How far should parents go to shelter children from outside influences?

Well, it happened. My 7-year-old daughter informed us the other day that she wants the new Justin Bieber CD.

I suppose this should come as no surprise with the amount of play his music gets on the radio, and given the fact that half of her school is already in love with him. But for me, it was a little heartbreaking to face another realization that my little girl is, in fact, growing up.

Actually, it could be a lot worse. I, too, find Justin Bieber to be quite adorable, and pretty innocent, as far as celebrities go. I have friends whose kindergarten- and first-grade age daughters are already idolizing Lady Gaga, so I suppose, I should be thankful that my daughter only idolizes a clean-cut, so far squeaky clean teenager.  In a way, Bieber even sort of reminds me of Shaun Cassidy, whom I idolized when I was her age.

I suppose I am a little freaked out though by the reality that, no matter how much you try and shelter your kids, the outside world of pop culture eventually comes seeping in.

Not too long ago, my daughter’s biggest idol was Tinkerbell, who for the past year now has been considered “uncool.” Tinkerbell has been replaced by the likes of Hannah Montana and I-Carly.

In recent weeks, it has become increasingly difficult to monitor everything my children watch on television.
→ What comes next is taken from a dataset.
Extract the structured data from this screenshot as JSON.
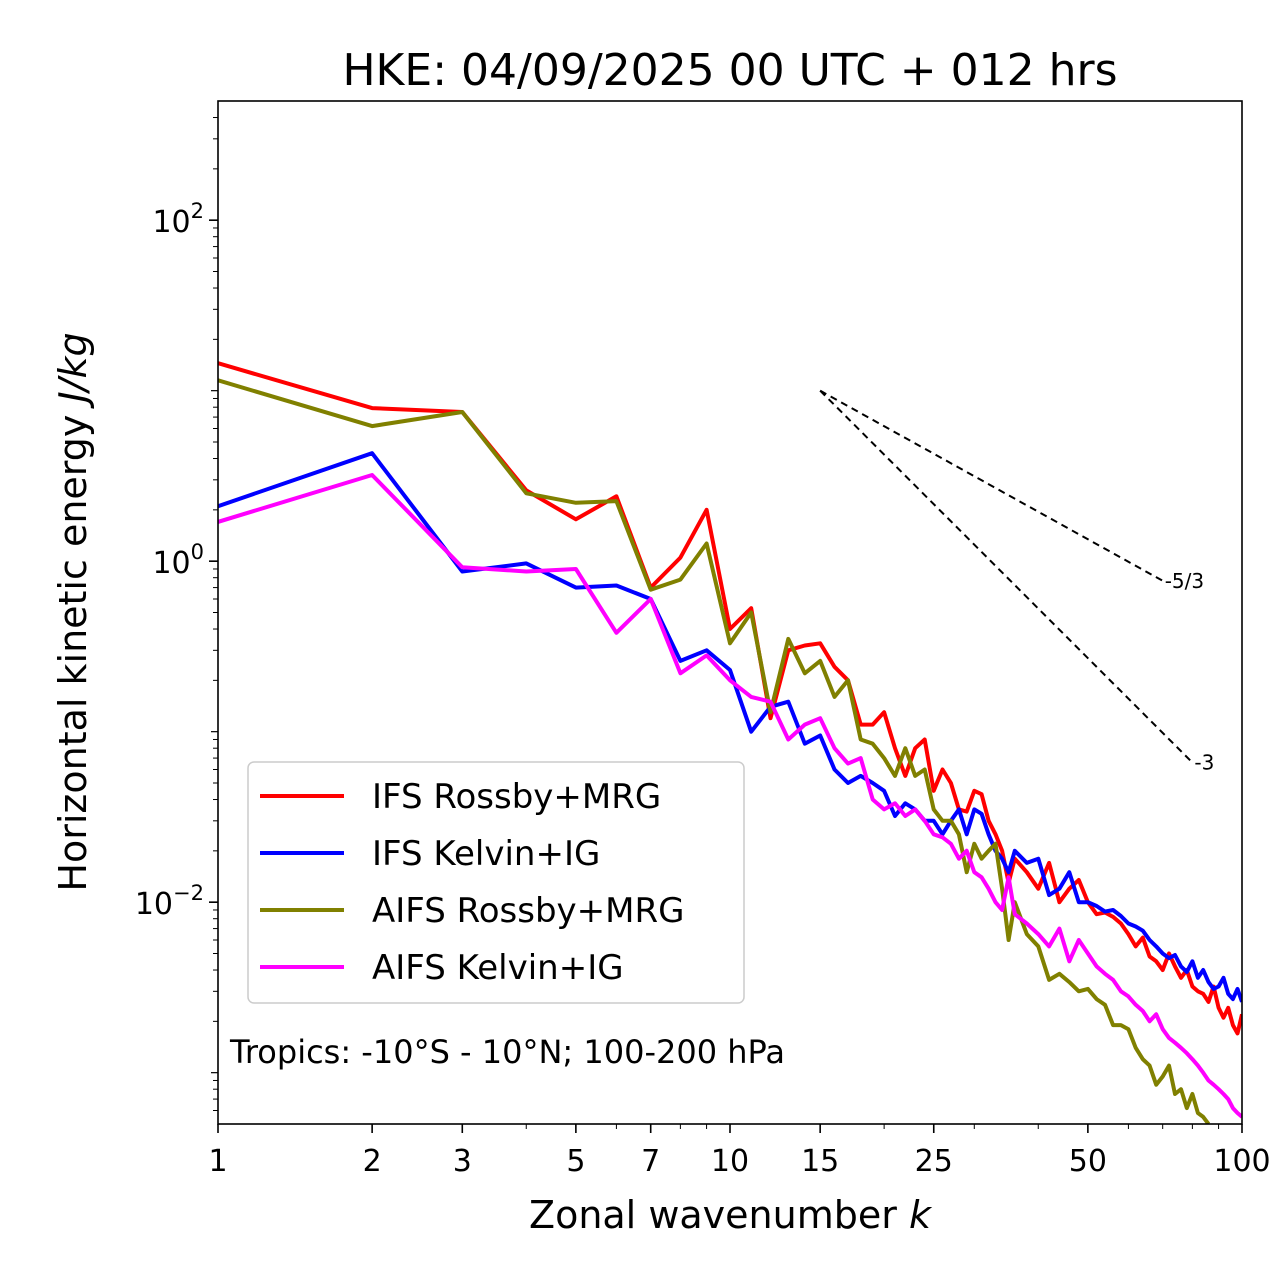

There have been times when I’ve been in our kitchen cooking dinner, and I’ve entered our family room to find a show on the Disney Channel showing teens or pre-teens in situations that I still feel are a little too mature for our household’s viewing audience.

And sometimes while driving a distance with my kids in the car, I have turned on the radio to hear a pop song with a fun beat that I can enjoy with my children—until I actually stop and listen to the song's lyrics.

When I was growing up, my parents forbid me from ever watching televisions shows like Three’s Company, and even The Dukes of Hazzard, which made me want to watch those programs even more.

Which brings me to my question: Is it better as parents to try and shelter our children from today’s pop culture, or is it more effective to embrace the inevitable, and find a way to enjoy the Justin Biebers and Hannah Montanas with your children?

Devon Vida March 23, 2011 at 07:04 PM
My fear with sheltering my children from pop culture is that they will be influenced by peers and then feel the need to lie about their interests. It's difficult to not approve of something so broad that you have little control over exposure to outside of the home. I would rather be involved in helping them form a responsible view of pop culture and what it realistically is, rather than make them feel guilty for sharing a friends iPod on the bus and listening to something they know you would disapprove of.
Tabitha Hardin March 27, 2011 at 04:11 PM
If your a good parent then pop culture will not affect them. we put to much onus on what will destroy our kids when 90% of all the people that are messed up in the world is due to crappy parents, and the inability to let go.